Nazi Law Still on the Books

By Daniel Nardini

Lawndale News Chicago's Bilingual Newspaper - Commentary

                                         In 1941, the Third Reich passed a law that essentially made women in Germany second class citizens. The Nazi’s view of women at that point was that they were little more than baby machines who produced sons for the military and daughters for the next generation. The law, dealing with murder, prescribed very different punishments for women who committed murder compared to men who committed murder. Under this law, if a man killed his wife or girlfriend, they might be sentenced to a maximum of five years in prison. However, if a woman killed her husband or boyfriend, they were either sentenced to life imprisonment or (in the case of the Nazi regime) executed.
                                          Despite all of the changes in the German legal system since the fall of the Third Reich, this law still remains on the books. For those not entirely unfamiliar with the German legal system, not all laws from the time of the Nazis (or even before them), were taken off the books until in fact quite recently. There are two examples I wish to give that demonstrate that not all German laws were in correlation with the standards of today. One law was on German nationality.

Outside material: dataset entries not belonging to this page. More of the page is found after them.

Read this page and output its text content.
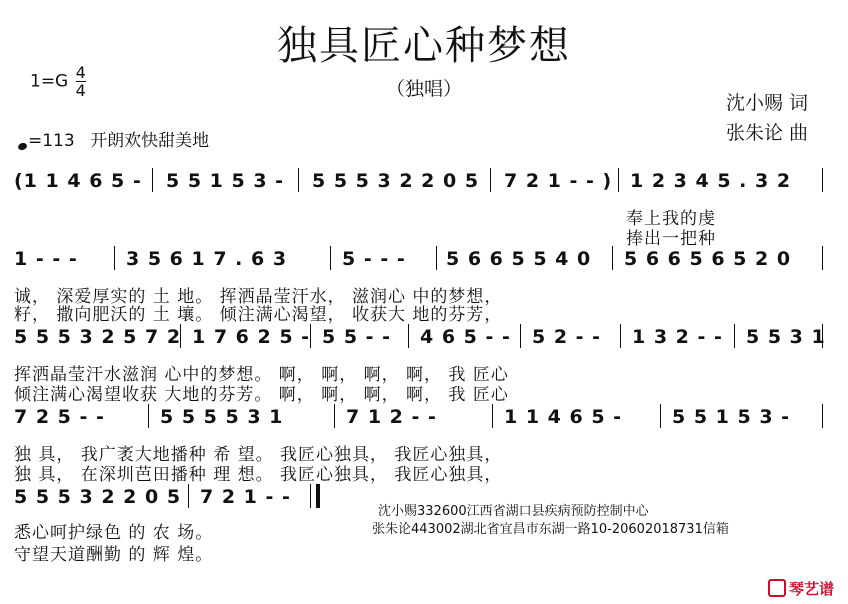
独具匠心种梦想
（独唱）
$1=G \frac{4}{4}$
沈小赐 词
张朱论 曲
=113 开朗欢快甜美地
(1 1 4 6 5 - 5 5 1 5 3 - 5 5 5 3 2 2 0 5 7 2 1 - - ) 1 2 3 4 5 . 3 2
奉上我的虔
捧出一把种
1 - - -	3 5 6 1 7 . 6 3	5 - - - 5 6 6 5 5 4 0 5 6 6 5 6 5 2 0
诚， 深爱厚实的 土 地。 挥洒晶莹汗水， 滋润心 中的梦想，
籽， 撒向肥沃的 土 壤。 倾注满心渴望， 收获大 地的芬芳，
5 5 5 3 2 5 7 2 1 7 6 2 5 - 5 5 - - 4 6 5 - - 5 2 - - 1 3 2 - - 5 5 3 1
挥洒晶莹汗水滋润 心中的梦想。 啊， 啊， 啊， 啊， 我 匠心
倾注满心渴望收获 大地的芬芳。 啊， 啊， 啊， 啊， 我 匠心
7 2 5 - -	5 5 5 5 3 1	7 1 2 - -	1 1 4 6 5 -	5 5 1 5 3 -
独 具， 我广袤大地播种 希 望。 我匠心独具， 我匠心独具，
独 具， 在深圳芭田播种 理 想。 我匠心独具， 我匠心独具，
5 5 5 3 2 2 0 5 7 2 1 - -
悉心呵护绿色 的 农 场。
守望天道酬勤 的 辉 煌。
沈小赐332600江西省湖口县疾病预防控制中心
张朱论443002湖北省宜昌市东湖一路10-20602018731信箱
琴艺谱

Before the establishment of the Federal Republic of Germany, German citizenship was recognized solely on the basis of blood relationship.
                                         The major problem with this is that immigrant groups like the Turkish guest workers who stayed on in Germany for over 40 years, and one ethnic minority, a Slavic group called the Sorbs, were denied German citizenship because they were never ethnically German. This law was not changed until the 1990’s. One other law, made before the rise of the Nazis, was a law against homosexuality known as paragraph 175. This law criminalized any and all homosexual acts. The Nazis took this law and added to it with even more horrible punishments like being sent to a concentration camp, being experimented on, or simply being executed. This law was not gotten rid of until 1994.
                                         From the postwar period to the division of Germany into Communist and capitalist states, and then eventual German reunification in 1990, the German government had taken decades to change many laws on the books that had been left from the Nazi era. Even with all of the changes, not all of the laws put in by the Nazis were completely eliminated. This is one of them. There has been movement in the German parliament, the Bundestag, to get rid of this law. I hope it will happen soon.